A nurse walks through the door, a smile plastered on her face. She moves around, checking my shoulder, then my stomach, and then everything comes flooding back to me. I was shot. Twice.

“Cidney,” I croak after the nurse leaves the room.

“She’s safe. Goose is staying with her as protection.”

Pressing my lips together, I try not to laugh, knowing it’s going to fucking hurt my incisions. Goose protecting Cidney is laughable. No doubt he’s balls deep in his protection of Piggy’s cousin.

brIANA

When Dakota called me and told me that Lightning had been shot, I almost passed out right there in my apartment building hallway. Once the instant shock wore off, I loaded my bag into my car and drove the seven hours to get here, only stopping for gas.

Seeing Lightning in this hospital bed, machines, and bandages, I knew that this was where I needed to be. I’m not sure if it’s where I’ll stay forever, but this is where I should be. There’s no other place for me right now.

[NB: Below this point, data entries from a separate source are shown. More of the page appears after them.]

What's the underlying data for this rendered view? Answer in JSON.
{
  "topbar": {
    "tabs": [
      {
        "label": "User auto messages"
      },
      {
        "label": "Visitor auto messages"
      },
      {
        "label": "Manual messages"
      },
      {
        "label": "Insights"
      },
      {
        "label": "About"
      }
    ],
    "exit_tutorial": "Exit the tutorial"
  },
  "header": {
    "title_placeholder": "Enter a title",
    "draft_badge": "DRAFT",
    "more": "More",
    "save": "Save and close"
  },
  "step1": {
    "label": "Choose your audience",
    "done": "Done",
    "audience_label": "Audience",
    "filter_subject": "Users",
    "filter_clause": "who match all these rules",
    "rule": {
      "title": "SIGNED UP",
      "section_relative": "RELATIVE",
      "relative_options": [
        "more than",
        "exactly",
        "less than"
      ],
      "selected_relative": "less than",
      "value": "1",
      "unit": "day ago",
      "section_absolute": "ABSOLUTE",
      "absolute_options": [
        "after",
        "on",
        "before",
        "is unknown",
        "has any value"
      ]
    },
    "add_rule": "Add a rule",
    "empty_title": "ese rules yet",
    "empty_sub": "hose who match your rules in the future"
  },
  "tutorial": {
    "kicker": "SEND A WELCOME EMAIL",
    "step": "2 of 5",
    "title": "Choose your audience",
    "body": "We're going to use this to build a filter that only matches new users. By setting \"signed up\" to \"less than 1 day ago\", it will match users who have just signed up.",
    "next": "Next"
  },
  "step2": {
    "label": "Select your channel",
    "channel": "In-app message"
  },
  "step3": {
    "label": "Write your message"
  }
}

There’s a knock on the door, and I turn my head, expecting a doctor or nurse to walk in, but instead, it’s Dakota and Bullet. He jerks his chin toward me, but Dakota closes the distance between us, and as I stand, she throws her arms around me.

“I’m so glad you came home,” she whispers.

I could tell her that I didn’t actually come home, but since everything I own is in my car, that would be a lie. She takes a step backward, her fingers gripping my shoulders as her gaze searches mine. I watch as her lips curve up into a smile.

“Let’s go get something to eat, you look exhausted and hungry,” she says.

Turning my head, I look over to the bed where Lightning is resting. Bullet clears his throat, and I shift my gaze from the bed to meet his.

“You doin’ okay?” he asks. I can hear the concern in his voice.

Blinking, I clear my throat. “I’m okay. I’m not worried about me, though,” I whisper.

Bullet’s lips twitch into a smirk. “I got him. Go get something to eat.”

His words bring me not only comfort but also a sense of safety that I didn’t realize I was looking for. Dakota takes my hand as he guides me out of the hospital room. With every step that I take farther from Lightning, I wonder how I left in the first place all those months ago.

It feels like my heart is being ripped out of my chest. I don’t understand the extreme sensation, but I think that it’s because of what happened to him. He could have died. I don’t know what I would have done or how I would have felt if that happened.

I might have become even more lost than I already am. The fact that I have been through as much as I have in my life, and continue to overcome, I’m not sure that type of grief is something I could have crawled out from beneath.

Lightning is special.

I fell in love with him a long time ago. This world would be a darker place without him, and I would be in the depths of that darkness.